Contamination Check, Strain Isolation and Slants Contamination

This is the part that a lot of people are interested in. To get the best possible fruiting and yields from our precious mycological wonders we want our mycelium to be the strongest and most virile. You will want to check each dish for anything that is non-white (or a slight off white), be on the lookout for green, blue, pink or brown these are most likely contamination. Avoid sections of the dish that are contaminated (better yet toss/sterilize the dish and start over with it).

Strain Isolation

Now, go through each dish and since you were keeping an eye on the fastest growing mycelium (right?) you want to look for the spots where mycelium colonized quickly, is thick and prolific and is rhizomorphic. This is where a flow hood or glove box comes in handy, it is useful but not a requirement (reduces contamination). If you do have a glove box of flow hood make sure you do all transfers in this environment. Get a previously prepared petri dish and a colonized petri dish. Sterilize your scalpel or knife until red-hot and allow it to cool. Carefully open the colonized petri dish and cut a slice from the most promising section of the mycelium roughly the size of a dime (rhizomorphic, prolific, fast colonizing, contaminant free), now carefully remove the slice of mycelium and close the petri dish cover. Open the pre-prepared dish and place the slice of mycelium in the center and close. Repeat these steps for all other good cultures. You can save the rest of the mycelium for later use (refrigerate), toss it or create more dishes. With the newly inoculated dishes you will want to follow the basic steps in Inoculation and Incubation however since the spores are already incubated, colonization times will be reduced. You want to continue this process (colonization, selecting promising mycelium, and transferring) until there is no sectoring apparent. Once this is accomplished you now have a pure strain of mycelium that is virile, rhizomorphic and healthy.
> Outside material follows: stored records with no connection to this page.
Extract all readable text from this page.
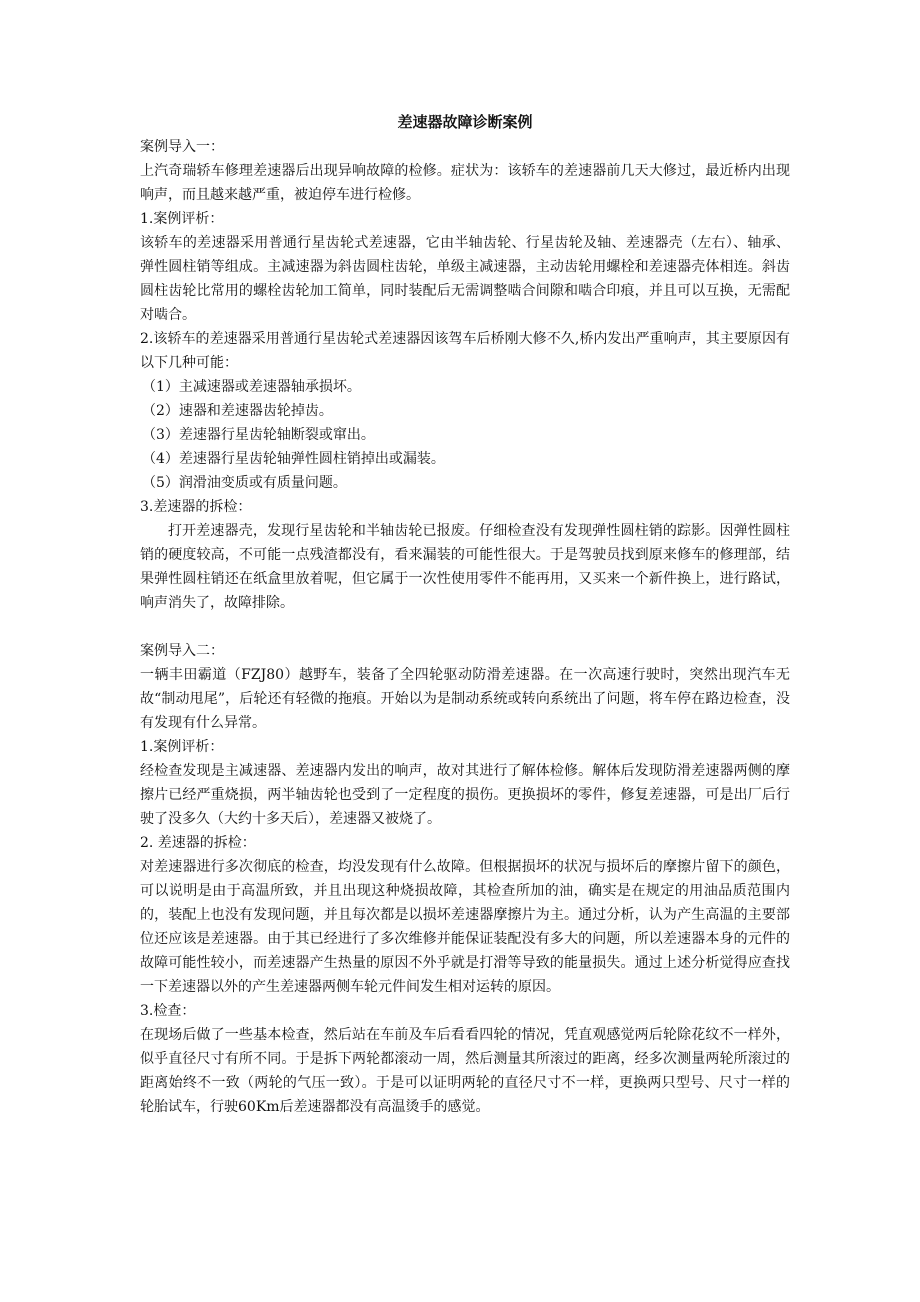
差速器故障诊断案例

案例导入一：

上汽奇瑞轿车修理差速器后出现异响故障的检修。症状为：该轿车的差速器前几天大修过，最近桥内出现响声，而且越来越严重，被迫停车进行检修。

1.案例评析：

该轿车的差速器采用普通行星齿轮式差速器，它由半轴齿轮、行星齿轮及轴、差速器壳（左右）、轴承、弹性圆柱销等组成。主减速器为斜齿圆柱齿轮，单级主减速器，主动齿轮用螺栓和差速器壳体相连。斜齿圆柱齿轮比常用的螺栓齿轮加工简单，同时装配后无需调整啮合间隙和啮合印痕，并且可以互换，无需配对啮合。

2.该轿车的差速器采用普通行星齿轮式差速器因该驾车后桥刚大修不久,桥内发出严重响声，其主要原因有以下几种可能：

（1）主减速器或差速器轴承损坏。

（2）速器和差速器齿轮掉齿。

（3）差速器行星齿轮轴断裂或窜出。

（4）差速器行星齿轮轴弹性圆柱销掉出或漏装。

（5）润滑油变质或有质量问题。

3.差速器的拆检：

打开差速器壳，发现行星齿轮和半轴齿轮已报废。仔细检查没有发现弹性圆柱销的踪影。因弹性圆柱销的硬度较高，不可能一点残渣都没有，看来漏装的可能性很大。于是驾驶员找到原来修车的修理部，结果弹性圆柱销还在纸盒里放着呢，但它属于一次性使用零件不能再用，又买来一个新件换上，进行路试，响声消失了，故障排除。

案例导入二：

一辆丰田霸道（FZJ80）越野车，装备了全四轮驱动防滑差速器。在一次高速行驶时，突然出现汽车无故“制动甩尾”，后轮还有轻微的拖痕。开始以为是制动系统或转向系统出了问题，将车停在路边检查，没有发现有什么异常。

1.案例评析：

经检查发现是主减速器、差速器内发出的响声，故对其进行了解体检修。解体后发现防滑差速器两侧的摩擦片已经严重烧损，两半轴齿轮也受到了一定程度的损伤。更换损坏的零件，修复差速器，可是出厂后行驶了没多久（大约十多天后），差速器又被烧了。

2. 差速器的拆检：

对差速器进行多次彻底的检查，均没发现有什么故障。但根据损坏的状况与损坏后的摩擦片留下的颜色，可以说明是由于高温所致，并且出现这种烧损故障，其检查所加的油，确实是在规定的用油品质范围内的，装配上也没有发现问题，并且每次都是以损坏差速器摩擦片为主。通过分析，认为产生高温的主要部位还应该是差速器。由于其已经进行了多次维修并能保证装配没有多大的问题，所以差速器本身的元件的故障可能性较小，而差速器产生热量的原因不外乎就是打滑等导致的能量损失。通过上述分析觉得应查找一下差速器以外的产生差速器两侧车轮元件间发生相对运转的原因。

3.检查：

在现场后做了一些基本检查，然后站在车前及车后看看四轮的情况，凭直观感觉两后轮除花纹不一样外，似乎直径尺寸有所不同。于是拆下两轮都滚动一周，然后测量其所滚过的距离，经多次测量两轮所滚过的距离始终不一致（两轮的气压一致）。于是可以证明两轮的直径尺寸不一样，更换两只型号、尺寸一样的轮胎试车，行驶60Km后差速器都没有高温烫手的感觉。
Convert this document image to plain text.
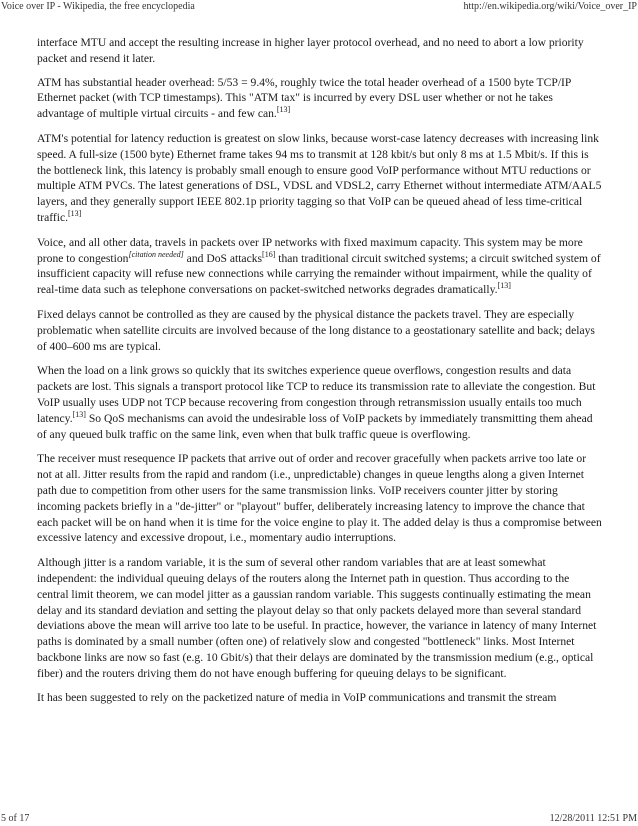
Voice over IP - Wikipedia, the free encyclopedia	http://en.wikipedia.org/wiki/Voice_over_IP

interface MTU and accept the resulting increase in higher layer protocol overhead, and no need to abort a low priority packet and resend it later.

ATM has substantial header overhead: 5/53 = 9.4%, roughly twice the total header overhead of a 1500 byte TCP/IP Ethernet packet (with TCP timestamps). This "ATM tax" is incurred by every DSL user whether or not he takes advantage of multiple virtual circuits - and few can.[13]

ATM's potential for latency reduction is greatest on slow links, because worst-case latency decreases with increasing link speed. A full-size (1500 byte) Ethernet frame takes 94 ms to transmit at 128 kbit/s but only 8 ms at 1.5 Mbit/s. If this is the bottleneck link, this latency is probably small enough to ensure good VoIP performance without MTU reductions or multiple ATM PVCs. The latest generations of DSL, VDSL and VDSL2, carry Ethernet without intermediate ATM/AAL5 layers, and they generally support IEEE 802.1p priority tagging so that VoIP can be queued ahead of less time-critical traffic.[13]

Voice, and all other data, travels in packets over IP networks with fixed maximum capacity. This system may be more prone to congestion[citation needed] and DoS attacks[16] than traditional circuit switched systems; a circuit switched system of insufficient capacity will refuse new connections while carrying the remainder without impairment, while the quality of real-time data such as telephone conversations on packet-switched networks degrades dramatically.[13]

Fixed delays cannot be controlled as they are caused by the physical distance the packets travel. They are especially problematic when satellite circuits are involved because of the long distance to a geostationary satellite and back; delays of 400–600 ms are typical.

When the load on a link grows so quickly that its switches experience queue overflows, congestion results and data packets are lost. This signals a transport protocol like TCP to reduce its transmission rate to alleviate the congestion. But VoIP usually uses UDP not TCP because recovering from congestion through retransmission usually entails too much latency.[13] So QoS mechanisms can avoid the undesirable loss of VoIP packets by immediately transmitting them ahead of any queued bulk traffic on the same link, even when that bulk traffic queue is overflowing.

The receiver must resequence IP packets that arrive out of order and recover gracefully when packets arrive too late or not at all. Jitter results from the rapid and random (i.e., unpredictable) changes in queue lengths along a given Internet path due to competition from other users for the same transmission links. VoIP receivers counter jitter by storing incoming packets briefly in a "de-jitter" or "playout" buffer, deliberately increasing latency to improve the chance that each packet will be on hand when it is time for the voice engine to play it. The added delay is thus a compromise between excessive latency and excessive dropout, i.e., momentary audio interruptions.

Although jitter is a random variable, it is the sum of several other random variables that are at least somewhat independent: the individual queuing delays of the routers along the Internet path in question. Thus according to the central limit theorem, we can model jitter as a gaussian random variable. This suggests continually estimating the mean delay and its standard deviation and setting the playout delay so that only packets delayed more than several standard deviations above the mean will arrive too late to be useful. In practice, however, the variance in latency of many Internet paths is dominated by a small number (often one) of relatively slow and congested "bottleneck" links. Most Internet backbone links are now so fast (e.g. 10 Gbit/s) that their delays are dominated by the transmission medium (e.g., optical fiber) and the routers driving them do not have enough buffering for queuing delays to be significant.

It has been suggested to rely on the packetized nature of media in VoIP communications and transmit the stream

5 of 17	12/28/2011 12:51 PM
You will want to now cut a slice of mycelium from the pure strain you have created and transfer it to the test tubes, then refrigerate. This is called a slant which you can use at a later date to get back to a pure strain if necessary (without repeating all of the steps above). You can then use the remaining mycelium in the petri dish(es) to inoculate your favorite substrate. This will save time as the spores have already been incubated. Growth should be apparent in a couple of days, with full colonization in under 2 weeks.